As I have (always) mentioned in my previous posts, I am not totally cool. Way back when I was younger, my mom shed a lot of tears because of hard-headed me. I know I have given her enough reasons to give up on me but she didn't. Because she loves me. And I can't thank her enough.
We had a lot of arguments even before. Because my mom is always emotional and sensitive, during our fights I tend to become louder. Just because I wanted her to hear me out, I would deliberately put on a higher tone and in an annoying kind of way. All through these fights, I would endlessly point out her weaknesses without even noticing mine. I would always tell her that all I want is to see her happy yet I am the only reason of her crying. All these occurred to me last Sunday. I felt ashamed of myself. I am hurting the only person I know who will stick with me no matter what. I am unintentionally hurting the woman whose love for me is unconditional. Oh Lord, forgive me! I prayed and prayed that night that mom won't give up yet because this time, I really really wanted to make it up to her.

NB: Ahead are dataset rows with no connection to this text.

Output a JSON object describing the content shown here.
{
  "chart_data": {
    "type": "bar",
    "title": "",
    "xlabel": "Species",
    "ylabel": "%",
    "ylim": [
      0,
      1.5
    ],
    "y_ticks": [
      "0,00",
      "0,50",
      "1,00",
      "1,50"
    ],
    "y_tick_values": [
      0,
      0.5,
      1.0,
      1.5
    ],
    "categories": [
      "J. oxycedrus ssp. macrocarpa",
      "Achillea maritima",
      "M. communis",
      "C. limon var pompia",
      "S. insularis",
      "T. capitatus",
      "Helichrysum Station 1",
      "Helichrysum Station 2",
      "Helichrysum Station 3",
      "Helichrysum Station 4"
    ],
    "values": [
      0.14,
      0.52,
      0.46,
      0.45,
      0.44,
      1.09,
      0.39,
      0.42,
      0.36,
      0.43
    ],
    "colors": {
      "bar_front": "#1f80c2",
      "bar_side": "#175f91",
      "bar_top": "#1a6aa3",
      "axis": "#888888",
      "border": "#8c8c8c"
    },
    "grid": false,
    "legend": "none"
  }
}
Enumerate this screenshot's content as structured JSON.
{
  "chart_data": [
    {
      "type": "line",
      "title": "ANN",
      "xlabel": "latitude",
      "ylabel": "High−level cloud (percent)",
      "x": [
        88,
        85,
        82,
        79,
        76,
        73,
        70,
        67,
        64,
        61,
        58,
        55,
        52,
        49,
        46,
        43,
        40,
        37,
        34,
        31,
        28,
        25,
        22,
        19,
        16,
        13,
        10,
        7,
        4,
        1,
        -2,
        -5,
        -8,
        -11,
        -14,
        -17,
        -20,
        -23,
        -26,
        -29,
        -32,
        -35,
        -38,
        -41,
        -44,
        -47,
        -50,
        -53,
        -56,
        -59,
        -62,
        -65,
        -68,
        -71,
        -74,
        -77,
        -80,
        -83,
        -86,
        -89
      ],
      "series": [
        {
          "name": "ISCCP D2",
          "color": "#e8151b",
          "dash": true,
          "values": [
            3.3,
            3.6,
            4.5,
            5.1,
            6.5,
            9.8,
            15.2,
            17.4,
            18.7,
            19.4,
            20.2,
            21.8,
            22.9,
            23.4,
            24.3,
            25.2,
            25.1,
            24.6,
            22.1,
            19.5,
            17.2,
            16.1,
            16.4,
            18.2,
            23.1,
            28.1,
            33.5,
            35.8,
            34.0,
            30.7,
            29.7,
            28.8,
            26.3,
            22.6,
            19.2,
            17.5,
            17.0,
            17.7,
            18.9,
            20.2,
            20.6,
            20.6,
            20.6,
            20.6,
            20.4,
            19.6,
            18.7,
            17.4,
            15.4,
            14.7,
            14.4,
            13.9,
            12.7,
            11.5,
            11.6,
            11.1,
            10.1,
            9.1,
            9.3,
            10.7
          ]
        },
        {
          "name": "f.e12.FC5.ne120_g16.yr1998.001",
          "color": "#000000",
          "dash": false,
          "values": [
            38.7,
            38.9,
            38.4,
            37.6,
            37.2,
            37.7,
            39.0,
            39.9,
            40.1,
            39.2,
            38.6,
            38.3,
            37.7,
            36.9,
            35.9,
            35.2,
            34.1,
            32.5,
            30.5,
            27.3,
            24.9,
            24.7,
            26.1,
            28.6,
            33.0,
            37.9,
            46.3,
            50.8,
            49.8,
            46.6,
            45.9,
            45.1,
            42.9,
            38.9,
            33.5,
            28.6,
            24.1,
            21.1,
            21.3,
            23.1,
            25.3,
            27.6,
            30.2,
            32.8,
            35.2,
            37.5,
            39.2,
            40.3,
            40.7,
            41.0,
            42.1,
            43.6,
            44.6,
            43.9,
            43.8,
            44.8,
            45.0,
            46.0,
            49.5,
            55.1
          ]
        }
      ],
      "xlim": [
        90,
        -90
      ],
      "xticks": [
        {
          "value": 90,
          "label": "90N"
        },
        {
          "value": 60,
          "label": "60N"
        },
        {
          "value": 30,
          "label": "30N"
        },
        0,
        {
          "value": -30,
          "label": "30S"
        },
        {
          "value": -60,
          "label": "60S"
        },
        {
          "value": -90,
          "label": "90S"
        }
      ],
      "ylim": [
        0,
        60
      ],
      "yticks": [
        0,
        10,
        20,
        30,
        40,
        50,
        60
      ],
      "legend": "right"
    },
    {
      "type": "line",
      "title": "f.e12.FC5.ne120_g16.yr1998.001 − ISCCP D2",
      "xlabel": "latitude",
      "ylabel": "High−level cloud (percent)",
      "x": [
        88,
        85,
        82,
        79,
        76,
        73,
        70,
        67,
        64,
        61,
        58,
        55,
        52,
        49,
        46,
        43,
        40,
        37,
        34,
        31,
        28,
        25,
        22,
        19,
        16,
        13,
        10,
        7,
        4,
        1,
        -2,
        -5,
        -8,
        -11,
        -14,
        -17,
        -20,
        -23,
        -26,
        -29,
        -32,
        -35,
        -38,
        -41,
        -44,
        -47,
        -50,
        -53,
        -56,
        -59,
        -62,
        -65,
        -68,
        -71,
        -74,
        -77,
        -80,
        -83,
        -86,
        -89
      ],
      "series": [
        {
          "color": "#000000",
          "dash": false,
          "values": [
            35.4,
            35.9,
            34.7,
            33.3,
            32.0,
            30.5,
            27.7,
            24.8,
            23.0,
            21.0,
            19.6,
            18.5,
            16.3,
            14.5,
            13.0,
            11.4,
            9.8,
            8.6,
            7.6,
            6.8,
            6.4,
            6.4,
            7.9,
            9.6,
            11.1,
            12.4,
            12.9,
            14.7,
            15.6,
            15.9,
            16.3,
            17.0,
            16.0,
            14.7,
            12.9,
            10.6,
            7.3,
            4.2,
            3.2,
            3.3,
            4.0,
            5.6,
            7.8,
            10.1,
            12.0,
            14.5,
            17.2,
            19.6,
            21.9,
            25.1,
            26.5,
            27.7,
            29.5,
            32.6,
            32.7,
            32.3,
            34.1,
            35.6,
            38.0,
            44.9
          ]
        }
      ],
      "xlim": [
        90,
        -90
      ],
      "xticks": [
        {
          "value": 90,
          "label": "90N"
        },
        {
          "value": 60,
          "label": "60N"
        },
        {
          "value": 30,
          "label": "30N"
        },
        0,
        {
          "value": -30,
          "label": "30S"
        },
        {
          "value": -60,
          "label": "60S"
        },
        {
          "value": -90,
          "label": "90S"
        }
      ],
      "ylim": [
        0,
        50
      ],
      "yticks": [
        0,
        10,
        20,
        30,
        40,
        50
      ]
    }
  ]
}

As this realization sinked in to me, I want to be BETTER. I'd like to be the best daughter, but I'll start with being a better one. I want my mom to feel proud of herself for raising me up. I know our differences are inevitable, but those aren't enough reasons for me to hurt my mom some more. I have a lot to fix. A lot. But I know I'm doing good already because I am learning to accept my mistakes.
I am quite certain that I can only be a better mother once I became a better daughter.
Mama, I know you haven't forgiven me yet. Don't. At least not yet. I want to deserve it this time. Let me be a better daughter. I promise you I will.
I love you from the bottom of my heart.